Keynote to Texas A&M Instrumentation & Automation Symposium and industry response

Jan. 31, 2018

January 25th, I gave the keynote to the Texas A&M Instrumentation & Automation Symposium. The attendees were primarily end-users, vendors, and consultant control and safety engineers from the chemical and energy industries. The lack of cyber security and authentication in Level 0,1 devices was new to almost all of the participants.

November 6th, I gave a short course to the API Cyber Security Conference. When I discussed issues such a lack of security in Level 0,1 devices, the attendees, who were from cyber security not engineering said the wanted their engineers to hear this story. January 25th, I gave the keynote to the Texas A&M Instrumentation & Automation Symposium. The attendees were primarily end-users, vendors, and consultant control and safety engineers from the chemical and energy industries.
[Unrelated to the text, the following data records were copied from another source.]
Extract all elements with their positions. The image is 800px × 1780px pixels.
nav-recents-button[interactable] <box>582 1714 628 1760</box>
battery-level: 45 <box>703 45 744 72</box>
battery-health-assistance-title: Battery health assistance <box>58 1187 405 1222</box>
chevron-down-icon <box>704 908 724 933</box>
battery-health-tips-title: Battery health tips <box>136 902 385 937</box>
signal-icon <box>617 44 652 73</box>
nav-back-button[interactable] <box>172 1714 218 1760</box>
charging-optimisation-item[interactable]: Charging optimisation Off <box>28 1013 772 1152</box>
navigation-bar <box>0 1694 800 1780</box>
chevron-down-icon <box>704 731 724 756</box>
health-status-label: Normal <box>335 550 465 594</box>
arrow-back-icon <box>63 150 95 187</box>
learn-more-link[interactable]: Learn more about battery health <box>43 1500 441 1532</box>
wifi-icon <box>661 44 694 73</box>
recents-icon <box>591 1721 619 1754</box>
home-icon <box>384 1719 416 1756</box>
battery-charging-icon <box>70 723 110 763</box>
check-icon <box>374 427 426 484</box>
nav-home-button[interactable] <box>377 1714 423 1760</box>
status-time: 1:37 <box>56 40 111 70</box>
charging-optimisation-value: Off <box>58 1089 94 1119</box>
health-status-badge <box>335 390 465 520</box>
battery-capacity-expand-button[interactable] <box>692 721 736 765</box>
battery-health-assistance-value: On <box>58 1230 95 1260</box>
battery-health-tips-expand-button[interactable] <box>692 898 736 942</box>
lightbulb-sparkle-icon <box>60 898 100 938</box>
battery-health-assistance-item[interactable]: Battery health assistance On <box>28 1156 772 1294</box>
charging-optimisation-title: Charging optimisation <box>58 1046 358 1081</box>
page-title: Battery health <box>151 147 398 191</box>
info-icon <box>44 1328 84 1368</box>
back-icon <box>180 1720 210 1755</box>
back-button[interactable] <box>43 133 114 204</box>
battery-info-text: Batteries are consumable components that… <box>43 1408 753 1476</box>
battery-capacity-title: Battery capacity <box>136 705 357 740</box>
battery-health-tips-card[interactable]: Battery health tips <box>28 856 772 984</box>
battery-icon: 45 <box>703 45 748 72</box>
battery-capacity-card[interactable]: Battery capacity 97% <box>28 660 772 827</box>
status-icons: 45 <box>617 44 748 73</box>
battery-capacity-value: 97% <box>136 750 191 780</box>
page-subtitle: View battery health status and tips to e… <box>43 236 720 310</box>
There was one other cyber security presentation and a cyber security workshop at the Symposium. Both were focused on network security and did not address Level 0,1 devices. The lack of cyber security and authentication in Level 0,1 devices was new to almost all of the participants including personnel staffing the vendor displays. As mentioned previously, ISA99 has established a new working group on Level 0,1 issues and a number of the participants asked to join.
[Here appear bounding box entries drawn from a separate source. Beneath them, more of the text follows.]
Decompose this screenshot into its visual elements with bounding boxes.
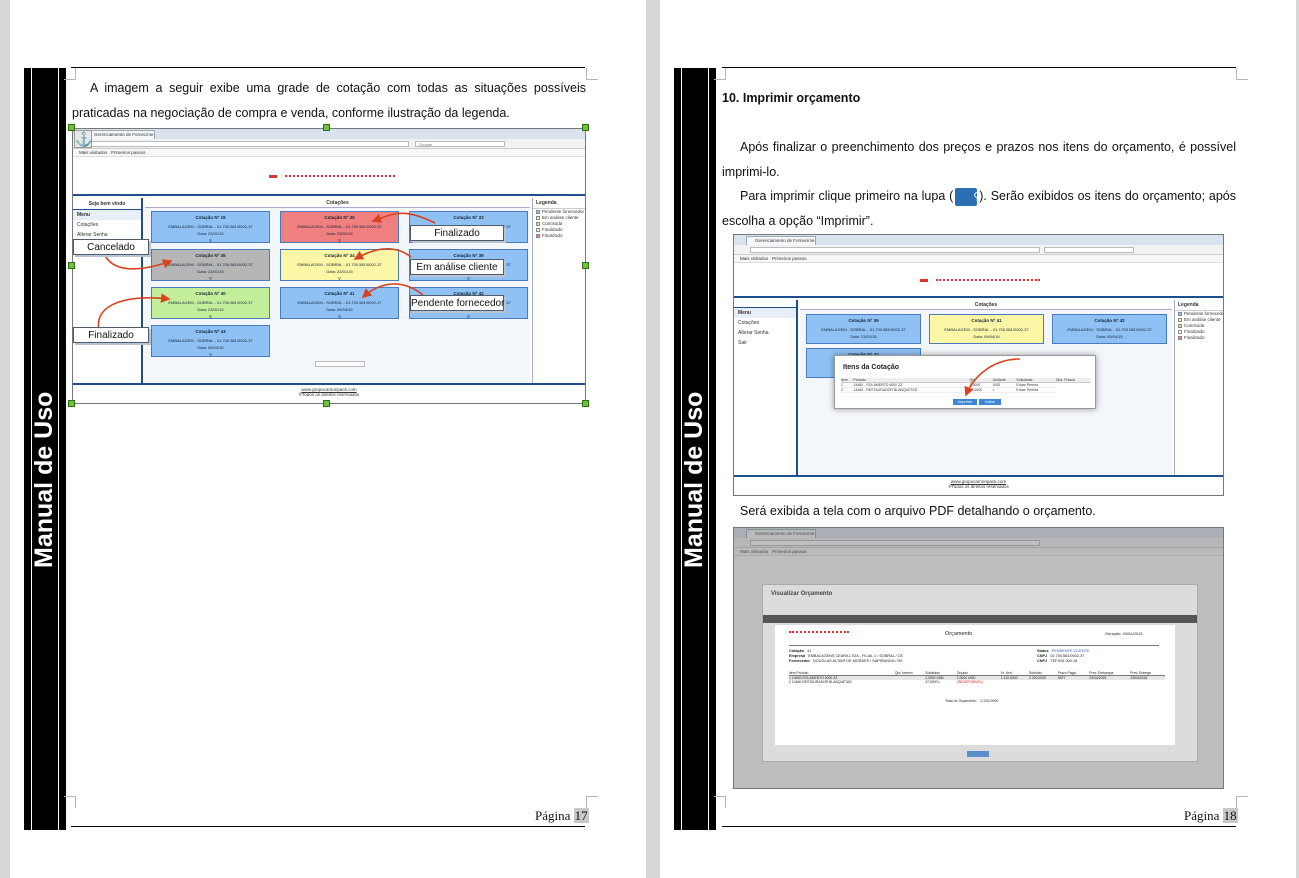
resize-handle[interactable] <box>323 400 330 407</box>
pdf-items-table: Item Produto Qtd. Interno Solicitado Orçado… <box>789 671 1165 684</box>
pdf-total: Total do Orçamento 2.220,0000 <box>945 699 999 703</box>
callout-pendente: Pendente fornecedor <box>410 295 504 311</box>
itens-cotacao-screenshot: Gerenciamento de Fornecime... Mais visit… <box>733 234 1224 496</box>
resize-handle[interactable] <box>582 124 589 131</box>
callout-arrows <box>97 212 436 332</box>
search-icon: ⚲ <box>955 187 981 206</box>
corner-mark <box>586 68 598 80</box>
paragraph-1: Após finalizar o preenchimento dos preço… <box>722 140 1236 179</box>
pdf-orcamento-screenshot: Gerenciamento de Fornecime... Mais visit… <box>733 527 1224 789</box>
top-rule <box>722 67 1236 68</box>
anchor-icon: ⚓ <box>74 130 93 148</box>
arrow-analise <box>353 247 412 260</box>
cotacao-grid-screenshot: Gerenciamento de Fornecime... Google Mai… <box>72 128 586 404</box>
footer-rights: ®Todos os direitos reservados <box>948 484 1009 489</box>
top-rule <box>71 67 585 68</box>
side-bar: Manual de Uso <box>24 68 66 830</box>
pdf-header-right: Status PENDENTE CLIENTE CNPJ 01.700.581/… <box>1037 649 1090 663</box>
resize-handle[interactable] <box>582 262 589 269</box>
pdf-header-left: Cotação 41 Empresa EMBALAGENS CEARA LTDA… <box>789 649 904 663</box>
arrow-imprimir <box>964 358 1021 397</box>
corner-mark <box>714 68 726 80</box>
corner-mark <box>586 796 598 808</box>
callout-em-analise: Em análise cliente <box>410 259 504 275</box>
pdf-toolbar <box>763 615 1197 623</box>
page-number-value: 17 <box>573 808 589 823</box>
resize-handle[interactable] <box>582 400 589 407</box>
intro-paragraph: A imagem a seguir exibe uma grade de cot… <box>72 81 586 120</box>
callout-finalizado: Finalizado <box>410 225 504 241</box>
corner-mark <box>714 796 726 808</box>
resize-handle[interactable] <box>68 262 75 269</box>
app-footer: www.grupocarrionpack.com ®Todos os direi… <box>734 475 1223 495</box>
corner-mark <box>64 796 76 808</box>
visualizar-title: Visualizar Orçamento <box>771 591 833 597</box>
paragraph-2: Para imprimir clique primeiro na lupa (⚲… <box>722 187 1236 228</box>
visualizar-orcamento-dialog: Visualizar Orçamento Orçamento Geração: … <box>762 584 1198 762</box>
document-page-18: Manual de Uso 10. Imprimir orçamento Apó… <box>660 0 1296 878</box>
resize-handle[interactable] <box>323 124 330 131</box>
pdf-geracao: Geração: 24/04/2015 <box>1105 631 1143 636</box>
page-number: Página 17 <box>535 808 589 823</box>
bottom-rule <box>71 826 585 827</box>
corner-mark <box>1236 68 1248 80</box>
page-number-value: 18 <box>1222 808 1238 823</box>
callout-finalizado-2: Finalizado <box>73 327 149 343</box>
side-bar: Manual de Uso <box>674 68 716 830</box>
document-page-17: Manual de Uso A imagem a seguir exibe um… <box>10 0 646 878</box>
resize-handle[interactable] <box>68 124 75 131</box>
callout-cancelado: Cancelado <box>73 239 149 255</box>
pdf-logo <box>789 631 849 637</box>
side-label: Manual de Uso <box>30 391 58 568</box>
resize-handle[interactable] <box>68 400 75 407</box>
corner-mark <box>1236 796 1248 808</box>
arrow-finalizado <box>371 212 436 224</box>
pdf-title: Orçamento <box>945 631 973 637</box>
bottom-rule <box>722 826 1236 827</box>
pdf-page: Orçamento Geração: 24/04/2015 Cotação 41… <box>775 625 1175 745</box>
paragraph-3: Será exibida a tela com o arquivo PDF de… <box>740 504 1096 518</box>
table-row: 2 14460-RESTAURADOR BLANQUETAS 47,0000 L(… <box>789 680 983 684</box>
callout-arrows <box>964 358 1021 397</box>
close-button[interactable] <box>967 751 989 757</box>
page-number: Página 18 <box>1184 808 1238 823</box>
side-label: Manual de Uso <box>680 391 708 568</box>
section-heading: 10. Imprimir orçamento <box>722 91 861 105</box>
For those that don’t think it is possible to hack process sensors (I did not mention this in my presentation), one example is to use the hand-held HART/Foundation Fieldbus field communicator to change the process sensor ID. This can be either a malicious cyber attack or an unintentional error often with little chance to tell the difference. Regardless of why, with the ID changed, the sensor will no longer be able to communicate with the PLC or DCS. There may be an alert but it may be too late to prevent a catastrophic failure. This is not just loss of view and loss of control, but effectively loss of safety.

I also discussed the Siemens and Triconex issues with respect to hacking Safety Integrated System-SIS (INL demonstrated hacking the Basic Process Control System-BPCS and SIS at the 2008 Siemens International User Group) and the consequent need to isolate SIS from the BPCS. This is a subject that has been discussed over the years but the Triconex attack with the Tricon workstation connected to the DMZ has highlighted the need for safety standards to require separation of SIS from the BPCS (a safety as well as security issue).